人总是讲究落叶归根,这裏虽然是她的故乡,但活着的十几年痛苦大于欢愉,或许她本就不属于这片土地,人间没有适合她生长的土壤,如果可以,来世变作花草,春日初生,夏日繁茂,秋日雕零,冬日沈寂,或是做蜉蝣,朝生暮亡,也很不错。
“我不想再做人了,我好累。”
“好,我带你走,再也不回来。”
明瑰身上的婚服瞬间褪去了色彩,变得灰暗破旧。
神色终于清明几分,但感觉全身的力气都被抽走了,完全站不住。
正以为自己要倒在地上,甚至开始思考什么姿势能稍微不那么狼狈,下一秒,明瑰落入一个不那么温暖的,带着潮湿的水汽和淡淡血腥味的怀抱。
明明妖邪已除,明瑰却觉得头更晕了。
“你怎么会过来这裏?”作为监考他的职责也已尽了,怎么还有跟着考生出去历练的?
“寻人,路过。”
“你来找谁?”问完又觉得自己多嘴,他来找人,跟自己有什么关系?
“家中子侄,”答完又补上一句,“你也认识,商玄。”
这不巧了?明瑰正好也要找他。
看她听见别人的名字眼睛明显亮了亮,越堂岁莫名有点不高兴,可转念一想,他们年岁相当,又是未婚夫妻,吵吵闹闹,分分合合也是正常,虽然商玄有移情别恋之势,但说不准小姑娘只是吃醋怄气罢了,其实心底还在等人回心转意。

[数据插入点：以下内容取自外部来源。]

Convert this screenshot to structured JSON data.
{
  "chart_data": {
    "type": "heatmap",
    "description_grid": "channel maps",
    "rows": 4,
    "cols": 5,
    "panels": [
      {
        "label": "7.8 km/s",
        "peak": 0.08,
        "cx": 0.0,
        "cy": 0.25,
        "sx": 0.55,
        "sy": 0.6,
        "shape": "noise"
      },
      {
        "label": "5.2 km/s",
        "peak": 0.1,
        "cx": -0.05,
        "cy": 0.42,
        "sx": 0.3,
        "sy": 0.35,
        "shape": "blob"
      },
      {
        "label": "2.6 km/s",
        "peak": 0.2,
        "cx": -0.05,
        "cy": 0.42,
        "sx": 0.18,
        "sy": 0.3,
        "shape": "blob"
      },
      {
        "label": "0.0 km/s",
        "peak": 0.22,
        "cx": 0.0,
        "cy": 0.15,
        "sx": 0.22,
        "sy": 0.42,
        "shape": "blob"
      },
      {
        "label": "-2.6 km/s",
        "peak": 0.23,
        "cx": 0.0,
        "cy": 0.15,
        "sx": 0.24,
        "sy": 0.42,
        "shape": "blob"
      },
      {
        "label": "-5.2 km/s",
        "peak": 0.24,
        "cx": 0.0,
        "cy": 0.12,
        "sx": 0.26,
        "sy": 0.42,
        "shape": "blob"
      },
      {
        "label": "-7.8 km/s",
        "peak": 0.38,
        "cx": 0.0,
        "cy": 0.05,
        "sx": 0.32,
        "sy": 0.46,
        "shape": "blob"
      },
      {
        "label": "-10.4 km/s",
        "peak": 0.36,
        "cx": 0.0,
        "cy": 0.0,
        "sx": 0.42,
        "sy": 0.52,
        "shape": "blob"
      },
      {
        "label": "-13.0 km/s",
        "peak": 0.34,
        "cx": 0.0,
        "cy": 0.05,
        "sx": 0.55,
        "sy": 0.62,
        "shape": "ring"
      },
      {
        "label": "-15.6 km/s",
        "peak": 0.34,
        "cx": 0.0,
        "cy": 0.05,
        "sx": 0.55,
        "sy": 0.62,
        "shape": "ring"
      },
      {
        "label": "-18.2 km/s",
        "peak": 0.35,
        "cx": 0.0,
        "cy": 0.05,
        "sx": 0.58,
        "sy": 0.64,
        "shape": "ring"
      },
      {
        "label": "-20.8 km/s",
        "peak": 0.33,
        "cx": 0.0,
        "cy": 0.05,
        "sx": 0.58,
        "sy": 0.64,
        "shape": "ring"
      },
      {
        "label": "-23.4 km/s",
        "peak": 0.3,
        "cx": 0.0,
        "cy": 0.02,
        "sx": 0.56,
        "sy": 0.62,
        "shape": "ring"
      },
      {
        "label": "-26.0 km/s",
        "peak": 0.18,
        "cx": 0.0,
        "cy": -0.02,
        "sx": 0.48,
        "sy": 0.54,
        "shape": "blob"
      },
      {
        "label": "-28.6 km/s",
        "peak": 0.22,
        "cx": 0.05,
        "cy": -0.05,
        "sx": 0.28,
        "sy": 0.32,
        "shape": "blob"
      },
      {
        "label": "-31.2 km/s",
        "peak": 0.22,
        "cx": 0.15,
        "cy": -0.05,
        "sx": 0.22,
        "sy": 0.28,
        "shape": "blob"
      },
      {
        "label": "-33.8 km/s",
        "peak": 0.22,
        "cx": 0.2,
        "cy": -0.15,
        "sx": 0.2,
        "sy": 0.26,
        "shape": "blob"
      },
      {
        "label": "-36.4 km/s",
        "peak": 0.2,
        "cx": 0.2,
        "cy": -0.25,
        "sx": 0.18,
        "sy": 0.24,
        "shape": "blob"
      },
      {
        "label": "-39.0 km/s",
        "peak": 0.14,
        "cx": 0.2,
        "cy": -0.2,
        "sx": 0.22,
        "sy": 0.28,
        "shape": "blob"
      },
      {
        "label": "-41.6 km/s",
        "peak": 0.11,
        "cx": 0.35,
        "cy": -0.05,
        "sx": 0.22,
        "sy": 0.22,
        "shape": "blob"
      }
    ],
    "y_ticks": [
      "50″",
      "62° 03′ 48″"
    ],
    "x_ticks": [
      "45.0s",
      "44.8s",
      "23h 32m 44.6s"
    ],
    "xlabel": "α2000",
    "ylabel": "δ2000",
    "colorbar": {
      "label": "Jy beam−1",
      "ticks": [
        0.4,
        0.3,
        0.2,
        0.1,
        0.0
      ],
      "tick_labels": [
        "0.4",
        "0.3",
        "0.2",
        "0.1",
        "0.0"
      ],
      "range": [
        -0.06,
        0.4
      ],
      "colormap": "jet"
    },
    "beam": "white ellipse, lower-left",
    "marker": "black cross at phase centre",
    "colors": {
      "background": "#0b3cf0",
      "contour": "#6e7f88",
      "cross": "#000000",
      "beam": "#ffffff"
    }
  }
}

“那你带我一起吧,”明瑰稳了稳心神,终于下定决心,“我去找他退婚。”
原本听见前半句心中酸涩的越堂岁,听见如此坚定的退婚二字,用自己都没发现的轻快的声音问道:“当真?”
随后又给自己找补,“我的意思是,你们年纪还小,不要轻率……”
“所以更要快刀斩乱麻,若是以后旁人提起我,都要带上商玄君未婚妻的名头,那我不得被气死。”
“而且,没有草率决定,这件事我思考很久了,其实还是要双方长辈在场才好,不过你在的话也可以,我这边,现在没人管我,自己做主,所以,我们三个人尽快把这件事办了。”再拖,就真的要等到自己被退婚了。
明瑰觉得自己讲得很有道理,此事可行,完全忽略另外两位当事人的意愿,当然商玄那个狗东西不配有想法,她说完自己的计划,象征性地抬头问越堂岁:“你肯定是站在我这边的吧?”
数次解围,还有这次相救,她默认他肯定会帮自己的。难道她不比商玄漂亮听话懂事乖巧?
确定她的确不是一时兴起,越堂岁微笑道:“自然是站在你这边。”
明瑰非常满意,同是天族的人,怎么有的见了就让人如沐春风,有的就叫人咬牙切齿。
“事不宜迟,现在就动身!”
枯朽破烂的房门应声而倒,院中迷雾散去,暮色将明,日月同天。她拉着越堂岁尚且干凈的一截衣袖,步入人间三月的晨风中。